The Kingdom of Chimor was a largely Quingnam-speaking polity during the Andean Late Intermediate Period in Peru, centered on the capital of Chan Chan. It would eventually be conquered by an expansionist Inca Empire. Its monarchs or kings were known as the Chimor Cápac. Known rulers of Chimor are largely extrapolated from the Relación de Taycanamo by Rubén Vargas Ugarte, with much of its information from the Historia Suscinta de los Chimú.

== Taycanamo Dynasty ==

| Monarch Name | Reign | Comments |
| Taycanamo | c.1305 or c.1275-1310 | Only known from Historia Suscinta de los Chimú, a Spanish chronicle from 1604. Founder and First ruler of the Chimú Kingdom. Apparently he took up both political and religious powers. The Chronicle says "He came from the sea, it is not known from where, in a fleet of rafts, with all of his court and warriors." He is the presumed founder of the capital Chan Chan. |
| Wakri Kaur | c. 1340 or c.1310-1345 | Hispanicized as Guacricaur. Son of Taycanamo. Only known from Historia Suscinta de los Chimú. The Chronicle says he "acquired greater powers than his father, controlling the Indians and the Chiefs of the Valley." |
| Ñancempinco | c. 1375^{[original research?]} or c. 1345–1380 | Son of Wakri Kaur. Only known from Historia Suscinta de los Chimú. The chronicle mentions he expanded the Kingdom's territory to Mayao (Santa) in the South and Pacamayo in the North. |
| Fourth Ruler (Name Unknown) | c. 1380–1390 | The Historia Suscinta de los Chimú does not mention names of the intermediate rulers. It does mention that after Wakri Kaur, seven caciques succeeded him before Minchançaman. (The first of these seven being Ñancempinco) |
| Fifth Ruler (Name Unknown) | c. 1390–1400 |
| Sixth Ruler (Name Unknown) | c. 1400–1415 |
| Seventh Ruler (Name Unknown) | c. 1415–1430 |
| Eighth Ruler (Name Unknown) | c. 1430–1440 |
| Ninth Ruler (Name Unknown) | c. 1440–1450 |
| Minchançaman | c. 1450–1470 | The final independent ruler of Chimor. Well attested from numerous sources. According to the Spanish chronicle from 1604, the tenth ruler of the Chimú Kingdom, and a descendent the previous ones. Was defeated by Topa Inca Yupanqui in the Chimor–Inca War and his kingdom absorbed by the growing Inca Empire. After being deposed, lived the rest of his life as a hostage in Cusco. |

== Puppet Rulers under Inca Dominion ==

| Monarch Name | Comments |
|---|---|
| Chumun Caur | The son of Minchançaman and Chanquirguanguan, a noblewoman from the Huaura River Valley.
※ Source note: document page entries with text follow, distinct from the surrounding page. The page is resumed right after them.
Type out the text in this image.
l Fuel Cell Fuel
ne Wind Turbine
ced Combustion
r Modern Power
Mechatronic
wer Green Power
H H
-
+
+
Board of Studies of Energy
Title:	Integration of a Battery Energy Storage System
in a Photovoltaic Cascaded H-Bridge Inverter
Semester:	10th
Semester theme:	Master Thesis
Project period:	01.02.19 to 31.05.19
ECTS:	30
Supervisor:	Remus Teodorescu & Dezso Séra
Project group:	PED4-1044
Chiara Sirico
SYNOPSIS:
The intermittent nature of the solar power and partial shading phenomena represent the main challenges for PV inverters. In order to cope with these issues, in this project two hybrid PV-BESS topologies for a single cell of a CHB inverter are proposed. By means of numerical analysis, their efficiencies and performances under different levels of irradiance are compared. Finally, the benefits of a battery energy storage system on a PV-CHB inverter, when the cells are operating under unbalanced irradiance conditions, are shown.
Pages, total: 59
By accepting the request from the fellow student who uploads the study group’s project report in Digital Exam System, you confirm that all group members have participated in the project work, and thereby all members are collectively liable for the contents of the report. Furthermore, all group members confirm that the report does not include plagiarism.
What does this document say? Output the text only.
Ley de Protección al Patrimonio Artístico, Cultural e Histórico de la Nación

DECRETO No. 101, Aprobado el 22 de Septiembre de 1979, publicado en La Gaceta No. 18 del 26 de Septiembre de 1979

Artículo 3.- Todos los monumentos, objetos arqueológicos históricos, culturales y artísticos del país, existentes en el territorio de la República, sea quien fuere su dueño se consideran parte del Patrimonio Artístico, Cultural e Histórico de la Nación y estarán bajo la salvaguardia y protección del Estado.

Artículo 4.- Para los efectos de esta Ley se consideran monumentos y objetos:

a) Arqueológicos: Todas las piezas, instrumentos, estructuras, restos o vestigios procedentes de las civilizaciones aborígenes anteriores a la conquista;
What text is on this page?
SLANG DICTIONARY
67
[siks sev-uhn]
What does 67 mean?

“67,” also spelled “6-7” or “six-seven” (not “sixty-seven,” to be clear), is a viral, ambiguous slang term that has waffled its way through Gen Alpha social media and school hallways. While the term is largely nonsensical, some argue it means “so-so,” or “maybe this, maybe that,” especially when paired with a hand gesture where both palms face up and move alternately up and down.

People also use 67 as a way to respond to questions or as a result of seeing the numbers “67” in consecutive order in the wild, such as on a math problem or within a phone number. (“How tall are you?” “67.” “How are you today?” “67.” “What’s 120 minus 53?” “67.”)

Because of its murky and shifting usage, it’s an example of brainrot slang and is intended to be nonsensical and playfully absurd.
Put in place as an Inca puppet ruler after the deposition of his father. Married a different Chanquirguanguan, who was a daughter of Pachacuti or Topa Inca Yupanqui |
| Huaman Chumo | Son of Chumun Caur and the Incan Princess Chanquirguanguan. A rebellion occurred in Chan Chan while Huayna Capac was Sapa Inca, and in the aftermath Huaman Chumo was banished from Chan Chan. His children were Ancocoyuch, Caja Cimcim, Calli, and Chambinamo. |
| Ancocoyuch | Son of Huaman Chumo. Was killed by Atahualpa for supporting Huáscar in the Inca Civil War. |
| Caja Cimcim | Brother of Ancocoyuch. Converted to Christianity and took the name "Martín" |

== Vassals under Spanish Dominion ==
The last documented indigenous ruler of the Moche Valley, a descendant of the Tacaynamo Dynsty, was Don Antonio Chayguar in the early seventeenth century. Five unnamed caciques ruled between Caja Cimcim and Antonio Chaygua.